Conselheiro da Comissão de Anistia elogia atuação da OAB-ES na luta pela apuração dos crimes de tortura



"Apesar de não termos feito a transição democrática em uma série de instituições no nosso país, a Ordem dos Advogados do Brasil tem tido uma atuação de vanguarda em relação ao entendimento da Lei de Anistia". Essa é a avaliação do conselheiro da Comissão de Anistia do Ministério da Justiça, José Carlos Moreira da Silva Filho, que esteve em Vitória no último dia 28, quando proferiu a palestra "Direito à 'Memória' e à 'Verdade' e Justiça de transição no Brasil", no auditório da Escola Superior de Advocacia (ESA/OAB-ES).

Em sua fala, o conselheiro da Comissão de Anistia lembrou que a anistia aos torturadores nunca foi discutida, nem a favor nem contra. "Tudo porque o que existe até hoje é um negacionismo, ‘não houve tortura', embora milhares tenham sido torturados", afirmou.

Para José Carlos Moreira da Silva Filho, o debate está apenas começando. "Agora é que o tema começa a ganhar uma dimensão pública, num plano nunca antes colocado", afirmou. "Até o ano de 2008, ninguém praticamente, além dos familiares dos mortos e desaparecidos políticos, falava a respeito da punição aos torturadores da ditadura militar", ressaltou.

Segundo ele, esse tema antes não era pauta da mídia nem do poder Judiciário. "Dentro da própria Comissão de Anistia as pessoas não falavam sobre isso, fala-se da reparação, mas ninguém falava do aspecto concreto da justiça de transição", afirmou.

Ao se referir à audiência pública convocada em 2008 pela Comissão de Anistia, o conselheiro afirmou que houve uma tentativa de desqualificar o debate.
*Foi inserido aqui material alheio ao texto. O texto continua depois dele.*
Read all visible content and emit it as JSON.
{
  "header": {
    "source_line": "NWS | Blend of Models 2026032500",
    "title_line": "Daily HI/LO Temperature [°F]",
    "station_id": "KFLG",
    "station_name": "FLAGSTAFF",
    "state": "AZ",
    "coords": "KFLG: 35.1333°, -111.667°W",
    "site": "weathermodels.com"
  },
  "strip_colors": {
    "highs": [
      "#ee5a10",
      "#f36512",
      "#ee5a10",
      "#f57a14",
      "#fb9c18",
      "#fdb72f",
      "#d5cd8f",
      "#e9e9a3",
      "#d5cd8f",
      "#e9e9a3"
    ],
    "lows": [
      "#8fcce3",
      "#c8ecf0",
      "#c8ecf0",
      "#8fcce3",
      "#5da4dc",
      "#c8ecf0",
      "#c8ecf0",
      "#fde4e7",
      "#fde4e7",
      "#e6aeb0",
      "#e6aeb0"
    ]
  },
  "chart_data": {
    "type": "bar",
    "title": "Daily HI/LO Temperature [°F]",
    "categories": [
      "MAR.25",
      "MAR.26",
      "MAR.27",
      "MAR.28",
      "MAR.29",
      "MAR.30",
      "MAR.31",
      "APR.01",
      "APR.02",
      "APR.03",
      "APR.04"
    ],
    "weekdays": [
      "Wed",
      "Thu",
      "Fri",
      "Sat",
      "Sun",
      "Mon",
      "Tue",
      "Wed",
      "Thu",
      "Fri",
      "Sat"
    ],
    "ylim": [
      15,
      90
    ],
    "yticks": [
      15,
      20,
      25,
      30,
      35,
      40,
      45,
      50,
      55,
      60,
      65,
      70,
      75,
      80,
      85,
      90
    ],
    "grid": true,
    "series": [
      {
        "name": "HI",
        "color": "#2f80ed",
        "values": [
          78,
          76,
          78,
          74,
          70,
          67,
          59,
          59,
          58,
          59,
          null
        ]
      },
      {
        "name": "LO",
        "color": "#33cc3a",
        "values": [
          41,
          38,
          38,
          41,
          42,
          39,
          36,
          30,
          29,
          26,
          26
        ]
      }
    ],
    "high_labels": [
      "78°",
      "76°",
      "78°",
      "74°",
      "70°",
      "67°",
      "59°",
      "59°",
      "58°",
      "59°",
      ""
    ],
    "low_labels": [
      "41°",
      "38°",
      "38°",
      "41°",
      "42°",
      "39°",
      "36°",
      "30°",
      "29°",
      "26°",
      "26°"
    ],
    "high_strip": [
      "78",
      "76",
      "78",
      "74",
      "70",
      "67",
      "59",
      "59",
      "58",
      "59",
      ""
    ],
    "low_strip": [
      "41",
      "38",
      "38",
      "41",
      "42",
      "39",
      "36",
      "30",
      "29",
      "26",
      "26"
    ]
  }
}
No entanto, juristas se mobilizaram e divulgaram um manifesto legitimando o debate.

Para ele, ainda há "muito a caminhar pela democratização de fato do país".

Quando se fala de direito à verdade e à memória", afirmou José Carlos Moreira da Silva Filho, estamos falando de um primeiro pilar do conceito de justiça de transição, que envolve também direito à justiça, à reparação e fortalecimento das instituições democráticas. Ou seja, investigar e conhecer os fatos, punir os responsáveis por violação dos direitos humanos, reparar aqueles que foram prejudicados e fortalecer as instituições para não acontecer mais".

Representando o presidente da OAB-ES, Homero Mafra, no evento, a vice-presidente da Comissão de Direitos Humanos da OAB-ES, Nara Borgo, ressaltou a importância do debate promovido pela ESA e leu um trecho do discurso de pose do presidente da Ordem: "...até hoje o país não se reconciliou com sua história. Para isso, é preciso que se tenha uma Comissão da Verdade; é necessário conhecer o que aconteceu durante a ditadura - e não podemos aceitar que os torturadores tenham abrigo na lei de Anistia. É preciso, também, que a busca pelos desaparecidos políticos seja contínua, permanente, incessante e não mero ato retórico de governantes que eleitos no tempo da liberdade têm um medo fóbico de enfrentar aqueles que destruíram a democracia em nosso país."

Nara Borgo destacou ainda que ainda hoje há tortura nas prisões: "Os laudos dizem que os presos de automutilam assim como se falava durante a ditadura. A OAB defende a apuração dos crimes de tortura", disse. Ela leu os nomes dos desaparecidos políticos capixabas e dedicou o debate realizado na ESA a eles  - Arildo Valadão, João Gualberto Calatroni, Marcos José de Lima e Orlando Bonfim.

O diretor geral da ESA, Rodrigo Júdice, por sua vez, afirmou que o evento foi o primeiro da série Direito em Debate, que tem o objetivo de discutir temas que são de interesse não só da advocacia capixaba mas de toda a sociedade.